Of course, if MS decides to settle, but no one else does, then I smell a rat. They are often the target of trolls due to their deep pockets, but they have been known to use them for their own gain against competitors.
ROFLMAO! - Truth be told, the USPTO would probably grant a patent on the word "patent" if you fill out the application properly, and with enough techno-babble to confuse them!
By the way, I patented the idea of ending questions with a question mark. The world will be better without questions, just answers.
Would you let a strange man touch your daughter? In the same vein, companies should touch your patent.
Nobody on the internets like patents.
Not that obviousness, prior art, or uselessness ever stopped the USPTO from issuing a patent.
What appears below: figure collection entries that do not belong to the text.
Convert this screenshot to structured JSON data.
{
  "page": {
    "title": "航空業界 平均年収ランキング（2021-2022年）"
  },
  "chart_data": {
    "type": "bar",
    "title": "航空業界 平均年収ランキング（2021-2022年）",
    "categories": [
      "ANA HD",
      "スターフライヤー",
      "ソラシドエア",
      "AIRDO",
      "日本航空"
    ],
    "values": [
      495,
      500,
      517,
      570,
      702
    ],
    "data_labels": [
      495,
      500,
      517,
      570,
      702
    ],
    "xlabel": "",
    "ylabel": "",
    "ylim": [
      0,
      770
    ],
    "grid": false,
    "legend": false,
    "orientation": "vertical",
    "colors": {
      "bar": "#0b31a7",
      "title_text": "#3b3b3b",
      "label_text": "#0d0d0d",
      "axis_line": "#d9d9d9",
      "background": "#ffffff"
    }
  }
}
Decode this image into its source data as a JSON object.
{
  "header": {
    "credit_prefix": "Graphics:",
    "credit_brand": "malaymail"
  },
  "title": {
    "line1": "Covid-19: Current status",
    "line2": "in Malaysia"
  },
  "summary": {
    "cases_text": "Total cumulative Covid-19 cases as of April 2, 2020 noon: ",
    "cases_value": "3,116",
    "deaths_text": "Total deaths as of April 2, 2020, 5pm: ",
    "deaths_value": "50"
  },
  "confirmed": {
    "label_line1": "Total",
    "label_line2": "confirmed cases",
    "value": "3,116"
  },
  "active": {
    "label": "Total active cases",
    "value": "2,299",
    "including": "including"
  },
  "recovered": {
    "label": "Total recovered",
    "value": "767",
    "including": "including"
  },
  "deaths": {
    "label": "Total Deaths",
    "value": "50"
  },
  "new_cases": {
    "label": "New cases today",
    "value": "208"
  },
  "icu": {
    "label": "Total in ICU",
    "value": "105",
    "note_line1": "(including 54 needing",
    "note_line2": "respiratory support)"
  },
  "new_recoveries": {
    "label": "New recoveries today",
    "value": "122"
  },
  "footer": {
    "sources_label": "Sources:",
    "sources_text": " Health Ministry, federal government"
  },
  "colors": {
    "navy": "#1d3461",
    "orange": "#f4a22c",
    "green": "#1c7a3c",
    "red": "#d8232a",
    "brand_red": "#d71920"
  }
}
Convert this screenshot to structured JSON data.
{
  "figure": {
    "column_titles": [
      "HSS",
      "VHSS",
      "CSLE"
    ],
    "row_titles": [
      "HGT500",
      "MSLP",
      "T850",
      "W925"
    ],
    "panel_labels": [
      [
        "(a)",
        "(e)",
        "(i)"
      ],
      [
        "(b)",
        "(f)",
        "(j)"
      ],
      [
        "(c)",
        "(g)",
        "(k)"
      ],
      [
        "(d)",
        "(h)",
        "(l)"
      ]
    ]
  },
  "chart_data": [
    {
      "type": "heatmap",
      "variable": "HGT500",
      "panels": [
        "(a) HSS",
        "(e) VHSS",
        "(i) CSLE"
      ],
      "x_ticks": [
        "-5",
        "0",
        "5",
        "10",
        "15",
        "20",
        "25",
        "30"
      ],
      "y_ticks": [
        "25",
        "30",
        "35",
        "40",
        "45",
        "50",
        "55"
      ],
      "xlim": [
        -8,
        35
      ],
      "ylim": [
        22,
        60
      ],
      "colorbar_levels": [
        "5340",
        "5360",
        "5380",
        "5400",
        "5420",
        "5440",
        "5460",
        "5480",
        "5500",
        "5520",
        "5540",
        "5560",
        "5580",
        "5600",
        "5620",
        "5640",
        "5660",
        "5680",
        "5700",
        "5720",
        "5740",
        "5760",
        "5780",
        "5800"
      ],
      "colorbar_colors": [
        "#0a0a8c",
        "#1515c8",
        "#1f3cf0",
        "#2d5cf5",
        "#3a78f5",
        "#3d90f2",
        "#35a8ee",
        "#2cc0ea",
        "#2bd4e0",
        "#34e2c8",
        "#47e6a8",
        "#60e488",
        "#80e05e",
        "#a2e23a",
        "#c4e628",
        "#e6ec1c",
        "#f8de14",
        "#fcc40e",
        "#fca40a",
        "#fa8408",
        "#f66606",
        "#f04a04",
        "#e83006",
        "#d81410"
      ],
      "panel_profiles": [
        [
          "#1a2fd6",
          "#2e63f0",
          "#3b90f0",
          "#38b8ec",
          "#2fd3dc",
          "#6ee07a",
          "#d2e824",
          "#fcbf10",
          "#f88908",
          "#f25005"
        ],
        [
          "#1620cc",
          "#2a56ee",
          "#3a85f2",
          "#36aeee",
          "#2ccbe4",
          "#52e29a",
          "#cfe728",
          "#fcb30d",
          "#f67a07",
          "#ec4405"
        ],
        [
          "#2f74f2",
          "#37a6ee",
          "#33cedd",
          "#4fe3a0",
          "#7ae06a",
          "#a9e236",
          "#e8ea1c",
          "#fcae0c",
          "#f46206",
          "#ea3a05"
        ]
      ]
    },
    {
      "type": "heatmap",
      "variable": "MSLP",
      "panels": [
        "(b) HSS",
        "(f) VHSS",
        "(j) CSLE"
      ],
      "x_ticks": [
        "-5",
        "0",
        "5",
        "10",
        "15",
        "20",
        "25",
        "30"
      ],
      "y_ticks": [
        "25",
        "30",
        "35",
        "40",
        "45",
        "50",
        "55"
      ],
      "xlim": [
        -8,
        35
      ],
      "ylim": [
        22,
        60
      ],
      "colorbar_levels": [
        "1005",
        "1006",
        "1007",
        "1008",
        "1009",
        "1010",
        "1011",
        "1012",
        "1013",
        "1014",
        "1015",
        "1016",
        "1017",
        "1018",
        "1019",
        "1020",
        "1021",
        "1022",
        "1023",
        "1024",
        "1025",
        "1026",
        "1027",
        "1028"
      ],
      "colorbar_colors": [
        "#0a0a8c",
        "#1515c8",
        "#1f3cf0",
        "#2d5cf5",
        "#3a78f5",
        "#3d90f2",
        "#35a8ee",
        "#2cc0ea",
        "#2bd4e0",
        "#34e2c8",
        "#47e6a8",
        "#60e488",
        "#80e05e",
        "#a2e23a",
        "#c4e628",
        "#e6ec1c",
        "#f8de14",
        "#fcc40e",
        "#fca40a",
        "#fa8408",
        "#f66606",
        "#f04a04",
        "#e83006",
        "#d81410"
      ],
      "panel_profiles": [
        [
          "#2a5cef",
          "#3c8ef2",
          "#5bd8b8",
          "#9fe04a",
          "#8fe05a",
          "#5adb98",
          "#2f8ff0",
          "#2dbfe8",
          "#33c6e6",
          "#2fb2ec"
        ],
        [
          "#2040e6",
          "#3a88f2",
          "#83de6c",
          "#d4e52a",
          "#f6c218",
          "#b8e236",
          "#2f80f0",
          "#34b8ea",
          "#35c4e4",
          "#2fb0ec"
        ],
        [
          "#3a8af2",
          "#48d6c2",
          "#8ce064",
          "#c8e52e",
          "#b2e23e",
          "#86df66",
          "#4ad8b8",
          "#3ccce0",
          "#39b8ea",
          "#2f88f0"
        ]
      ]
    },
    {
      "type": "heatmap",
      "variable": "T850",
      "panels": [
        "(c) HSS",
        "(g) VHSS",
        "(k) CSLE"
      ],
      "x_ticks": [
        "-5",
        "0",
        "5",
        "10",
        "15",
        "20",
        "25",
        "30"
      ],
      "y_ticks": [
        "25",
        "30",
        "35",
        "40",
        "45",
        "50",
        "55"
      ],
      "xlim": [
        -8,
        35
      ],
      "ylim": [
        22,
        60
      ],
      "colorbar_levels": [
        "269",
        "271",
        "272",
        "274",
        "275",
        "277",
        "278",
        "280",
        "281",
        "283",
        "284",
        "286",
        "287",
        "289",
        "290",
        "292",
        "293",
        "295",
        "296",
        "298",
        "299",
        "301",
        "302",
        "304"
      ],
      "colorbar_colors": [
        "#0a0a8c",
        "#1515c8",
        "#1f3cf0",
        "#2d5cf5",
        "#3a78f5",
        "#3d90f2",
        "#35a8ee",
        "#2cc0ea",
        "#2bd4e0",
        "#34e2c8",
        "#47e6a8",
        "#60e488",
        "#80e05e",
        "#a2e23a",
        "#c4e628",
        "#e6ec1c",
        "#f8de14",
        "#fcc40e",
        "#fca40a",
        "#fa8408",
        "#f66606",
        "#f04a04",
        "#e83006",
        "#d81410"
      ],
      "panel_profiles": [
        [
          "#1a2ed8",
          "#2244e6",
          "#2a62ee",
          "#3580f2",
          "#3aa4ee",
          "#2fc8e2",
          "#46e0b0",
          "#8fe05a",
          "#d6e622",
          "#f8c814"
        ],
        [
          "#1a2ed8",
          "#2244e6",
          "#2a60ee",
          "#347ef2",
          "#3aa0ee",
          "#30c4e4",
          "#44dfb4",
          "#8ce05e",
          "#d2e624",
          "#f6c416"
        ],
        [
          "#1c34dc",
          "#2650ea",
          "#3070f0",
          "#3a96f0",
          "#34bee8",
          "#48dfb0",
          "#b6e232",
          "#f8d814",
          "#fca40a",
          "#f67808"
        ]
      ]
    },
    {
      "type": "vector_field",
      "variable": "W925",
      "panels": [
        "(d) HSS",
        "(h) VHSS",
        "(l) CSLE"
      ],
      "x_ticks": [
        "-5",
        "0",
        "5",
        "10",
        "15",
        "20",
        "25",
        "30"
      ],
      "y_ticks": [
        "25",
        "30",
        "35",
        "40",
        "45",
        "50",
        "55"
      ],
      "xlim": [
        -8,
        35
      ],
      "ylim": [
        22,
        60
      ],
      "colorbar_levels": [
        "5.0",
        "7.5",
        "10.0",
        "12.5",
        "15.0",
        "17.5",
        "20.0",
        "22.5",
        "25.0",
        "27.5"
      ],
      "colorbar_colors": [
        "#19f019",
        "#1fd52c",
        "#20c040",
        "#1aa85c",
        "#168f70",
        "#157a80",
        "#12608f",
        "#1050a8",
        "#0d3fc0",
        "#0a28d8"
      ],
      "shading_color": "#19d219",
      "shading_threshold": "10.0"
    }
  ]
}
In this case, I give them credit for taking such a long time to issue the patent that it actually indicates that some thought was put into the process. Or something.
Hiring competent patent reviewers at the USPTO and limiting the amount of time a patent can be extended would be a great first step.
Or kill non-tangible patents, at the least. (i'd still prefer the former)
Down with patents, down with copyright, down with trademark!
Long-live freedom.
If only the world went that way...
Out of curiousity, who did President Bush appoint to the Patent Office to do these approvals anyways? His favorite horse from the Enron ranch?
I just busted a gut!!
suing based on a patent that was given march 2008, and this 'technology' has been in existence for years and years now!
Mac OS X, Vista, (AND XP) all are earlier than that!
But even by 1998 there were lots of samples of "previous art", and besides I thought the bone heads at the U.S. patent office were supposed to stop granting patents for things that are obvious?
- by sensi2 December 26, 2008 9:33 PM PST
- US Software patents are retarded, call me captain obvious.